Starszy ocknął się dopiero, gdy Tae pomachał mu ręką przed twarzą.
- Wybacz, zamyśliłem się - powiedział. Położył dłonie na nagich biodrach szatyna, wykorzystując fakt, że stał tak blisko niego.
- A o czym tak myślałeś, co? - Taehyung zaśmiał się, gdy Jeon przysunął go do siebie jeszcze mocniej.
- O tym, jak bosko wyglądasz nago w świetle księżyca - mruknął książę wprost do ucha niższego. Uśmiechnął się z satysfakcją, zauważając jak na twarz młodszego wpłynął obfity rumieniec.
- Ach, tak?
- T... - Jeon nie zdążył dokończyć, bo zaraz został okrutnie opryskany wodą po twarzy. Młodszy uśmiechał się rozbrajająco, nie pozostawiając Jeonggukowi wątpliwości, że to była jego sprawka. - Pożałujesz - zapowiedział królewicz, ale Kim już wyplątał się z jego objęć i biegł co sił w nogach, przy okazji chlapiąc na wszystkie strony i śmiejąc się jak głupi.
- Spróbuj mnie złapać! - wrzasnął, kierując się do brzegu.
Prędko jednak zrozumiał, że Jeon poruszał się w wodzie szybciej niż on, więc przestał chichotać. Zaczął natomiast piszczeć z przerażenia, orientując się, że królewicz był praktycznie tuż za nim. Wybiegł ze strumienia, o mały włos nie wywijając orła na śliskim kamieniu.

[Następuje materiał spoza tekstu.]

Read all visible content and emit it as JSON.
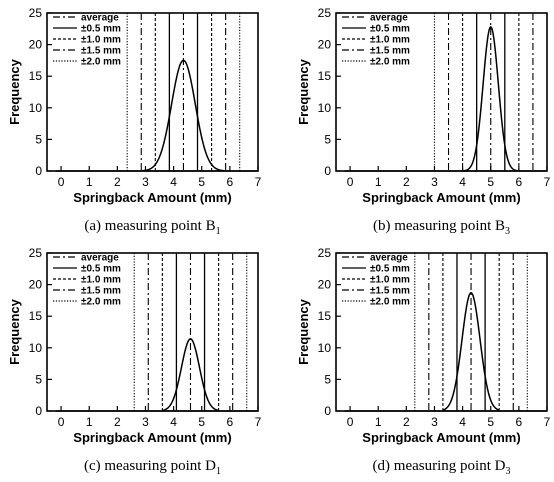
{
  "chart_data": [
    {
      "type": "line",
      "caption_main": "(a) measuring point B",
      "caption_sub": "1",
      "xlabel": "Springback Amount (mm)",
      "ylabel": "Frequency",
      "xlim": [
        -0.5,
        7
      ],
      "ylim": [
        0,
        25
      ],
      "xticks": [
        0,
        1,
        2,
        3,
        4,
        5,
        6,
        7
      ],
      "yticks": [
        0,
        5,
        10,
        15,
        20,
        25
      ],
      "legend": [
        "average",
        "±0.5 mm",
        "±1.0 mm",
        "±1.5 mm",
        "±2.0 mm"
      ],
      "legend_placement": "top-left",
      "distribution": {
        "mean": 4.35,
        "sigma": 0.42,
        "peak": 17.5,
        "x_range": [
          2.9,
          5.8
        ]
      },
      "average": 4.35,
      "tolerance_lines": {
        "0.5": [
          3.85,
          4.85
        ],
        "1.0": [
          3.35,
          5.35
        ],
        "1.5": [
          2.85,
          5.85
        ],
        "2.0": [
          2.35,
          6.35
        ]
      }
    },
    {
      "type": "line",
      "caption_main": "(b) measuring point B",
      "caption_sub": "3",
      "xlabel": "Springback Amount (mm)",
      "ylabel": "Frequency",
      "xlim": [
        -0.5,
        7
      ],
      "ylim": [
        0,
        25
      ],
      "xticks": [
        0,
        1,
        2,
        3,
        4,
        5,
        6,
        7
      ],
      "yticks": [
        0,
        5,
        10,
        15,
        20,
        25
      ],
      "legend": [
        "average",
        "±0.5 mm",
        "±1.0 mm",
        "±1.5 mm",
        "±2.0 mm"
      ],
      "legend_placement": "top-left",
      "distribution": {
        "mean": 5.0,
        "sigma": 0.27,
        "peak": 22.8,
        "x_range": [
          4.0,
          6.0
        ]
      },
      "average": 5.0,
      "tolerance_lines": {
        "0.5": [
          4.5,
          5.5
        ],
        "1.0": [
          4.0,
          6.0
        ],
        "1.5": [
          3.5,
          6.5
        ],
        "2.0": [
          3.0,
          7.0
        ]
      }
    },
    {
      "type": "line",
      "caption_main": "(c) measuring point D",
      "caption_sub": "1",
      "xlabel": "Springback Amount (mm)",
      "ylabel": "Frequency",
      "xlim": [
        -0.5,
        7
      ],
      "ylim": [
        0,
        25
      ],
      "xticks": [
        0,
        1,
        2,
        3,
        4,
        5,
        6,
        7
      ],
      "yticks": [
        0,
        5,
        10,
        15,
        20,
        25
      ],
      "legend": [
        "average",
        "±0.5 mm",
        "±1.0 mm",
        "±1.5 mm",
        "±2.0 mm"
      ],
      "legend_placement": "top-left",
      "distribution": {
        "mean": 4.6,
        "sigma": 0.32,
        "peak": 11.4,
        "x_range": [
          3.6,
          5.6
        ]
      },
      "average": 4.6,
      "tolerance_lines": {
        "0.5": [
          4.1,
          5.1
        ],
        "1.0": [
          3.6,
          5.6
        ],
        "1.5": [
          3.1,
          6.1
        ],
        "2.0": [
          2.6,
          6.6
        ]
      }
    },
    {
      "type": "line",
      "caption_main": "(d) measuring point D",
      "caption_sub": "3",
      "xlabel": "Springback Amount (mm)",
      "ylabel": "Frequency",
      "xlim": [
        -0.5,
        7
      ],
      "ylim": [
        0,
        25
      ],
      "xticks": [
        0,
        1,
        2,
        3,
        4,
        5,
        6,
        7
      ],
      "yticks": [
        0,
        5,
        10,
        15,
        20,
        25
      ],
      "legend": [
        "average",
        "±0.5 mm",
        "±1.0 mm",
        "±1.5 mm",
        "±2.0 mm"
      ],
      "legend_placement": "top-left",
      "distribution": {
        "mean": 4.3,
        "sigma": 0.32,
        "peak": 18.7,
        "x_range": [
          3.3,
          5.3
        ]
      },
      "average": 4.3,
      "tolerance_lines": {
        "0.5": [
          3.8,
          4.8
        ],
        "1.0": [
          3.3,
          5.3
        ],
        "1.5": [
          2.8,
          5.8
        ],
        "2.0": [
          2.3,
          6.3
        ]
      }
    }
  ]
}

Jego chwilowa utrata równowagi bardzo ucieszyła Jeongguka, który bez mniejszego problemu dopadł go i runął razem z nim na miękką trawę. Mimo wszystko starał się upaść tak, by nie zgnieść Kima, ale tym samym nie dać mu możliwości ucieczki.
- Mam cię - oznajmił niezmiernie zadowolony z siebie.

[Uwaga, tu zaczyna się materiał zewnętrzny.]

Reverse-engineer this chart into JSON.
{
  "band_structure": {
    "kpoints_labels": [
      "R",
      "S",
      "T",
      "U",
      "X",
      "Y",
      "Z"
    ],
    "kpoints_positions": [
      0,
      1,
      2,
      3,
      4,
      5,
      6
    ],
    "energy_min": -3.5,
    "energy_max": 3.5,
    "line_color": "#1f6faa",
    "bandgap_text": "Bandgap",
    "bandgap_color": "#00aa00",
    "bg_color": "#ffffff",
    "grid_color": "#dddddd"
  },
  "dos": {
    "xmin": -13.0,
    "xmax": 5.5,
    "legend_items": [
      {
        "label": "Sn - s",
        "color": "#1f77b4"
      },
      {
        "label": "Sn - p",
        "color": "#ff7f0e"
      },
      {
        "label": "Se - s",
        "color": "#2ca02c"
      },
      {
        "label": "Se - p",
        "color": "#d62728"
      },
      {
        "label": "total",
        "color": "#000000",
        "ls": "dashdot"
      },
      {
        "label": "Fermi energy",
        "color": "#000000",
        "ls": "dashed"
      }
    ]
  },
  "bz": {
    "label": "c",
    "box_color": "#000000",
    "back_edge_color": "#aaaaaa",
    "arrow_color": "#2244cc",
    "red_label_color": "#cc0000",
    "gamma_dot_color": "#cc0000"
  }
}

- I co mi teraz zrobisz, panie Jeon? - zapytał Taehyung, unosząc kilkukrotnie brwi w geście prowokacji.
Na usta bruneta wpłynął szeroki uśmiech, który nie zwiastował absolutnie niczego dobrego.
- Będę cię łaskotał, dopóki nie umrzesz ze śmiechu - na te słowa oczy Kima rozszerzyły się ze strachu, a dłonie powędrowały na klatkę piersiową drugiego chłopaka, by spróbować go odepchnąć.

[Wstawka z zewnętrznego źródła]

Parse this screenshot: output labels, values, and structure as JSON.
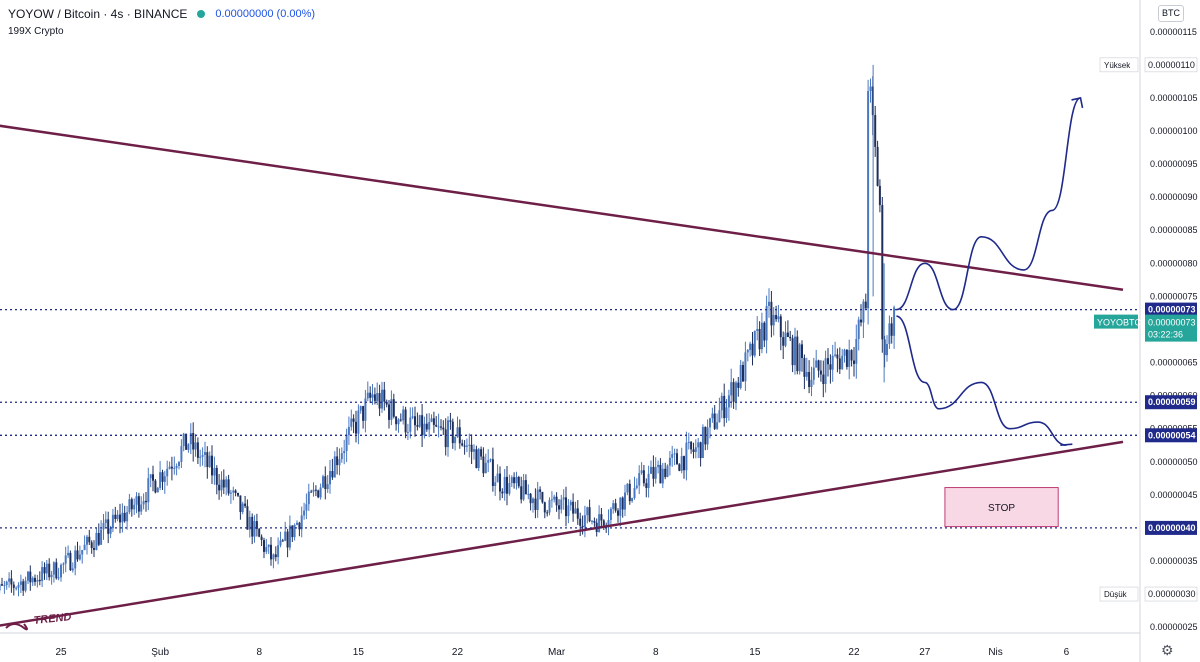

- Błagam cię, Gguk! Zrobię wszystko, tylko mnie nie łaskocz! Zlituj się! - czarnowłosy jednak niezbyt przejmował się prośbami młodszego, bo już po chwili zaczął torturować jego boki z uśmiechem psychopaty rozciągniętym na ustach. - Nie, Gguk, przestań!
Śmiech i piski Taehyunga niosły się echem po lesie, a Jeon nie miał zamiaru przestawać znęcać się nad bokami wijącego się na wszystkie strony Kima. Zabrał ręce dopiero, gdy zauważył, że chłopakowi pod nim zaczynało brakować tchu, a w oczach pojawiły się łzy. Oparł się wygodnie po obu stronach głowy młodszego, który próbował opanować ciężki oddech.
CZYTASZ
The Reluctant Heroes | Taekook, Yoonmin
FanfictionO Taehyungie, który chce zostać bohaterem i o Yoongim, który wszelkiego bohaterstwa się wystrzega. O Jeongguku, który próbuje odnaleźć swoją wolność i o Jiminie, któremu wolność zostanie kilkukrotnie odebrana. O Seokjinie i Namjoonie, którzy nigdy...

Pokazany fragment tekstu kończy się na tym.